Monday, May 16, 2016

MANHATTAN – OR NEW YORK, N.Y., AS THE POST OFFICE PREFERS IT





“We’ll have Manhattan, the Bronx and Staten Island too.” Can’t you just hear Ella Fitzgerald singing that classic? I wonder what Peter Minuit would have thought had he heard the song in May 1626, 390 years ago, when the Dutch bought Manhattan Island.

A hundred years before, Giovanni da Verrazano, working for the French, had explored in the area on board La Dauphine, and had given names to many of the places he saw. Naming is not claiming, and he sailed on, only to be eaten by cannibals elsewhere. He left only his own name to be given to a bridge connecting Brooklyn to Staten Island four hundred and forty years later.

No beads: beads they had. And none of those other trinkets either.

The Dutch knew a good place when they bought it. Fish and game were plentiful, the climate was favorable, and the natives were fairly friendly. Abundant furs were available from the vast territories to the north and west. 

The Dutch already had a fur trading settlement on what is now Governors Island, and had started a fort on Manhattan when they probably decided that they should buy the place. The legends say Minuit bought Manhattan for trinkets, beads. Not beads: beads they had. The deal was done in trade goods, worth about 60 Dutch guilders, worth a few thousand dollars in today’s money. The Canarsie people got the goods, but they didn’t live there. Like countless thousands of people today, they only worked there. They lived on Long Island and commuted regularly, and sold land that really wasn’t theirs to sell. American Indians had no concept or traditions for possession of the land. Their idea of the transaction surely differed from Minuit’s purpose to establish the colony of Nieuw Amsterdam. When you think of the value of New York City land today, the increase in value is staggering.

“So good they named it twice!” The U.S. Postal Service would like you to use the designation New York, New York, not Manhattan, in your correspondence. The most densely populated of the boroughs of the city, and even more packed when the commuters pour in, New York is the financial and cultural capitol of the United States.
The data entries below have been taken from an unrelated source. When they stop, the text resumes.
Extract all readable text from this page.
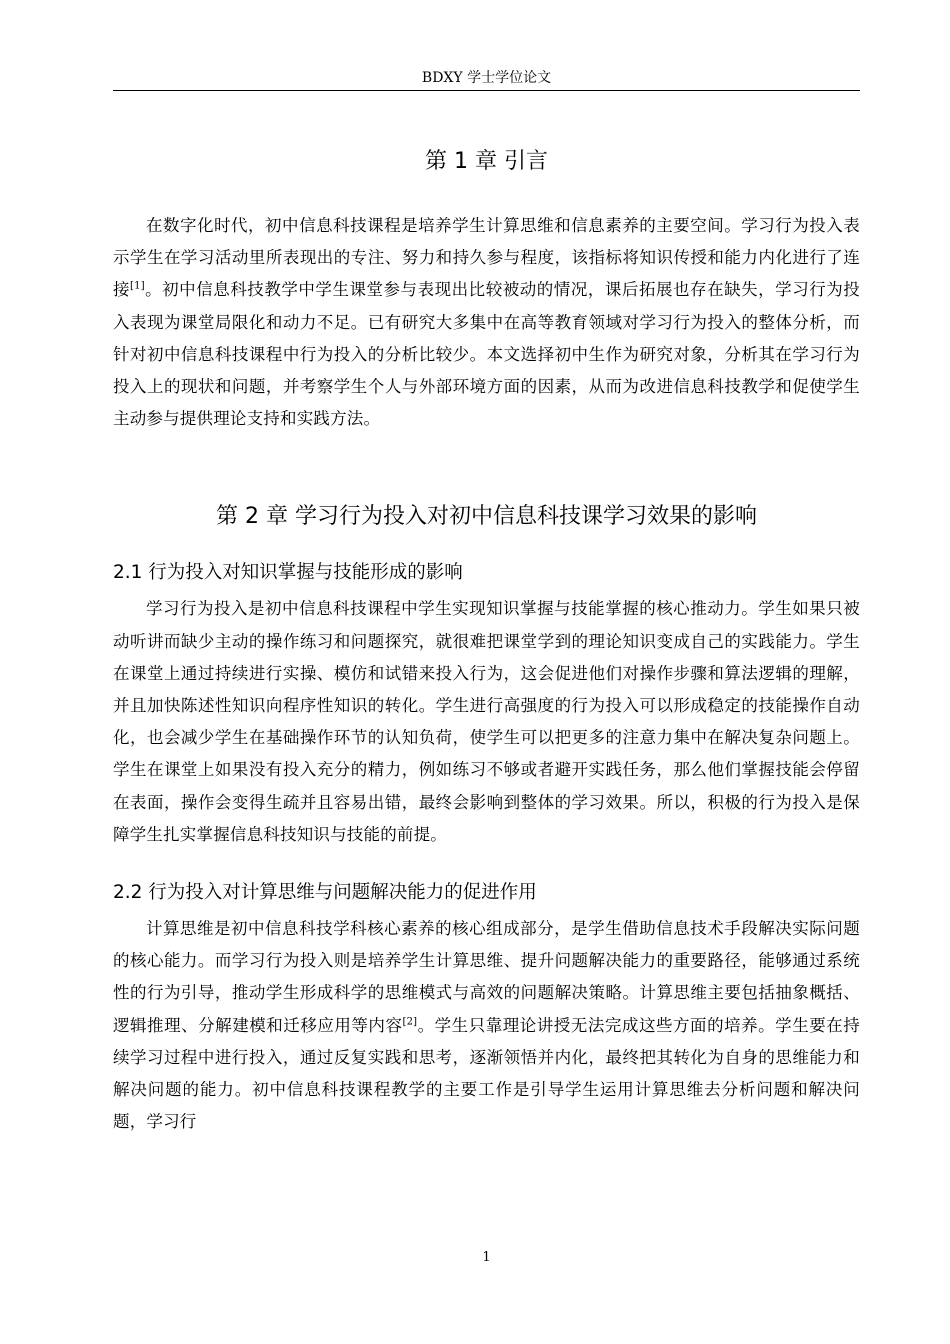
BDXY 学士学位论文
第 1 章 引言

在数字化时代，初中信息科技课程是培养学生计算思维和信息素养的主要空间。学习行为投入表示学生在学习活动里所表现出的专注、努力和持久参与程度，该指标将知识传授和能力内化进行了连接[1]。初中信息科技教学中学生课堂参与表现出比较被动的情况，课后拓展也存在缺失，学习行为投入表现为课堂局限化和动力不足。已有研究大多集中在高等教育领域对学习行为投入的整体分析，而针对初中信息科技课程中行为投入的分析比较少。本文选择初中生作为研究对象，分析其在学习行为投入上的现状和问题，并考察学生个人与外部环境方面的因素，从而为改进信息科技教学和促使学生主动参与提供理论支持和实践方法。

第 2 章 学习行为投入对初中信息科技课学习效果的影响
2.1 行为投入对知识掌握与技能形成的影响

学习行为投入是初中信息科技课程中学生实现知识掌握与技能掌握的核心推动力。学生如果只被动听讲而缺少主动的操作练习和问题探究，就很难把课堂学到的理论知识变成自己的实践能力。学生在课堂上通过持续进行实操、模仿和试错来投入行为，这会促进他们对操作步骤和算法逻辑的理解，并且加快陈述性知识向程序性知识的转化。学生进行高强度的行为投入可以形成稳定的技能操作自动化，也会减少学生在基础操作环节的认知负荷，使学生可以把更多的注意力集中在解决复杂问题上。学生在课堂上如果没有投入充分的精力，例如练习不够或者避开实践任务，那么他们掌握技能会停留在表面，操作会变得生疏并且容易出错，最终会影响到整体的学习效果。所以，积极的行为投入是保障学生扎实掌握信息科技知识与技能的前提。

2.2 行为投入对计算思维与问题解决能力的促进作用

计算思维是初中信息科技学科核心素养的核心组成部分，是学生借助信息技术手段解决实际问题的核心能力。而学习行为投入则是培养学生计算思维、提升问题解决能力的重要路径，能够通过系统性的行为引导，推动学生形成科学的思维模式与高效的问题解决策略。计算思维主要包括抽象概括、逻辑推理、分解建模和迁移应用等内容[2]。学生只靠理论讲授无法完成这些方面的培养。学生要在持续学习过程中进行投入，通过反复实践和思考，逐渐领悟并内化，最终把其转化为自身的思维能力和解决问题的能力。初中信息科技课程教学的主要工作是引导学生运用计算思维去分析问题和解决问题，学习行

1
It is home to Wall Street, Broadway, and the United Nations, and many of the Fortune 500 companies associated with financial, cultural, and international commerce.

Manhattan Hot Spot

Many would picture the island as flat, if they think of that at all, but the name Manhattan is a derivation of the Lenape words for “island of many hills.” They say that New York is the city that never sleeps, but it does seem very sleepy very early on a Sunday morning. Normally, there is so much to see and do there that the shape of the island is the last thing you notice. With only an occasional taxi cruising by, I once stood on one of the main avenues, looking north, and saw the parade of street lights rolling up and down as those hills climb toward the top of the island. Peter Minuet would be astonished. I was!